This fic is very near and dear to my heart. It helped me through the grieving process of finishing America's greatest novel, and I like to pretend that this is what happened, and that "Scarlett" (The MOST insulting sequel of all time) is not ;)

Please enjoy!

He did not love her. Not anymore, anyway. He wasn't transfixed by her sharp emerald eyes. He was not addicted to watching her midnight locks slowly tumble down, splay out in waves and leave goose bumps on the bare flesh of her back when she let it down while changing for bed. Scarlett O'Hara most certainly did not hold his beating heart in the palm of her tiny, pale, and well-manicured hand. The heart to speak of, did not beat for her and her alone.

No- Rhett Butler was not in love with Scarlett O'Hara Hamilton Kennedy Butler. He just pretended to be, to keep the gossip down.

He pretended to crave her touch in public, when they were out at gatherings. Rhett would pull her indecently close to his imposingly tall and muscularly built frame and keep her there the whole evening, adamantly refusing to let her dance with anyone else. Scarlett's head would rest right on his heart, and that fact did not at all make it beat faster...No, the never ceasing dancing was to blame for that. The slender arms that wrapped around his midsection tightly did not remind him of better times, when they had held each other in the same way in the privacy of their shared bedroom. The man who was not in love pretended to adore roaming his hands along her arms, hips and waist, while they danced or just stood and mingled. Only to keep the gossip down.

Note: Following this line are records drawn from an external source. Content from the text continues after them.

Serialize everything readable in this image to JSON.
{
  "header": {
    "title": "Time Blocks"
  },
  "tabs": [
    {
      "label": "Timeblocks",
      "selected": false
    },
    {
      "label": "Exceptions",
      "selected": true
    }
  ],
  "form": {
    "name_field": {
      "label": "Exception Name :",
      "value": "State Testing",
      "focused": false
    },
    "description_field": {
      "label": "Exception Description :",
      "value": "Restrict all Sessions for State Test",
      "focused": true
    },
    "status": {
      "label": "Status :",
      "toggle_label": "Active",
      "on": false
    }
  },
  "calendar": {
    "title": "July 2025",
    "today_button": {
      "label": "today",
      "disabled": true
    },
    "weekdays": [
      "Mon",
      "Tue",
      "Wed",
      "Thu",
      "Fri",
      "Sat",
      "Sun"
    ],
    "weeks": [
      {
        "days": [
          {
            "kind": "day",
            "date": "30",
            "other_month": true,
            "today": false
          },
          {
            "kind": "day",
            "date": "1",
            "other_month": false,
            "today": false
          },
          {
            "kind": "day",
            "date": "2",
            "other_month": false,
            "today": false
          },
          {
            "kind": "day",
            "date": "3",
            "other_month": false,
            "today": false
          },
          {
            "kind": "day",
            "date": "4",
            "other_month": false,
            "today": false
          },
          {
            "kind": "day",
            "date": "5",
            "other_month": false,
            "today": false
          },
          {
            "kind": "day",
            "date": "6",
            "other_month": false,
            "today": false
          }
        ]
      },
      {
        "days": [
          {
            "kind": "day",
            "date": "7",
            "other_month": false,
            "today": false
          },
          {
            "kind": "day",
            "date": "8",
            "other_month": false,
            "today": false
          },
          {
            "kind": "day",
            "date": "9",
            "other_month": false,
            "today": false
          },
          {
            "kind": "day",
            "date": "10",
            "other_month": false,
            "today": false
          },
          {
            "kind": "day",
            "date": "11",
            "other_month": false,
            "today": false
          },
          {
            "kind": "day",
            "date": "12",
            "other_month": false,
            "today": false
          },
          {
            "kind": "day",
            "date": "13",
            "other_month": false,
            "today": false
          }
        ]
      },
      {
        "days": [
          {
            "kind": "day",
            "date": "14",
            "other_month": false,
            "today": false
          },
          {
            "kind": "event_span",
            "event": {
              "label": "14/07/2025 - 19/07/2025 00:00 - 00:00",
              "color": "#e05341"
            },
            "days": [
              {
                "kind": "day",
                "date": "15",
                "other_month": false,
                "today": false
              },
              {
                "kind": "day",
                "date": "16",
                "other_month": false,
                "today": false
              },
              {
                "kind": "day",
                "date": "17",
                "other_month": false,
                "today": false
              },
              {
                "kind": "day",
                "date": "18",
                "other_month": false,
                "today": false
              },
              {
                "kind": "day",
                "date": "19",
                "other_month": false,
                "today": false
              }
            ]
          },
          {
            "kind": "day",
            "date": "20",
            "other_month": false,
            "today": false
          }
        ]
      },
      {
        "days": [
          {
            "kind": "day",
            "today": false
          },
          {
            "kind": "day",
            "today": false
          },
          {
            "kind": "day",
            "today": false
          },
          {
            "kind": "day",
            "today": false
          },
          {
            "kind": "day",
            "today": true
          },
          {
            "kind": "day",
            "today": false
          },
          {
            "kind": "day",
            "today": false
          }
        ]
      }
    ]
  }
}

On nights when they were alone in the house, the children in bed, servants nowhere to be found, and her sitting across from him drinking coffee, he told himself all of this. Then she would look meekly up at him, abandoning her belle of the county ways and begging him wordlessly to touch her again, never matter how brief. And he did. Only to keep the gossip down.

As he would stand from his chair, abandoning his whiskey on the table and striding toward her with a determination that rivaled a hungry lions, she would inwardly scream in agonizing impatience. He would hold his arm out to her, and when she took it, pressing her tiny frame against his side desperately, (Not that either of them noticed) tucking her hand tightly into the bend of his elbow and resting her head right below his shoulder, he did not sigh of relief. No- Rhett Butler sighed in pity. Pity for the poor girl who was in love with him when she could not have him.

They would mount the stairs together, side by side, broken soul by broken heart, and they would wordlessly agree to remain silent until necessary, in a pathetic attempt to spare themselves their dignity. When they finally reached her room, he would kiss her hand before turning to leave. Without fail, every night, one of them would break.

He would spin around rapidly, coat tail flying, to the sight of a softly closing door, cry out softly for her to wait, and the door would open again before she flung herself into his awaiting arms.

Other times, as he was retreating to the solitude of his room across the hall, she would watch for a nanosecond before whispering his name in a quiet, longing, pleading way.

"Rhett-" She would hesitantly drawl.

She rarely got past this point in the perfectly rehearsed and executed performance before he would bend her in his grip and assault her lips with his.

When they woke in the mornings, her silky strands of hair wrapped around his throat, his arms firmly around her mid-section, and breaths softly mingling, he would drop his face into her neck, inhale softly and pretend to be pretending.

Eventually the game they played would end. He knew it, and she knew it too. Eventually true feelings would surface, and the denial would be forced away. This dangerously consuming war of emotions would continue until it could no longer do so- and they were happy to let it. As long as it kept the gossip down.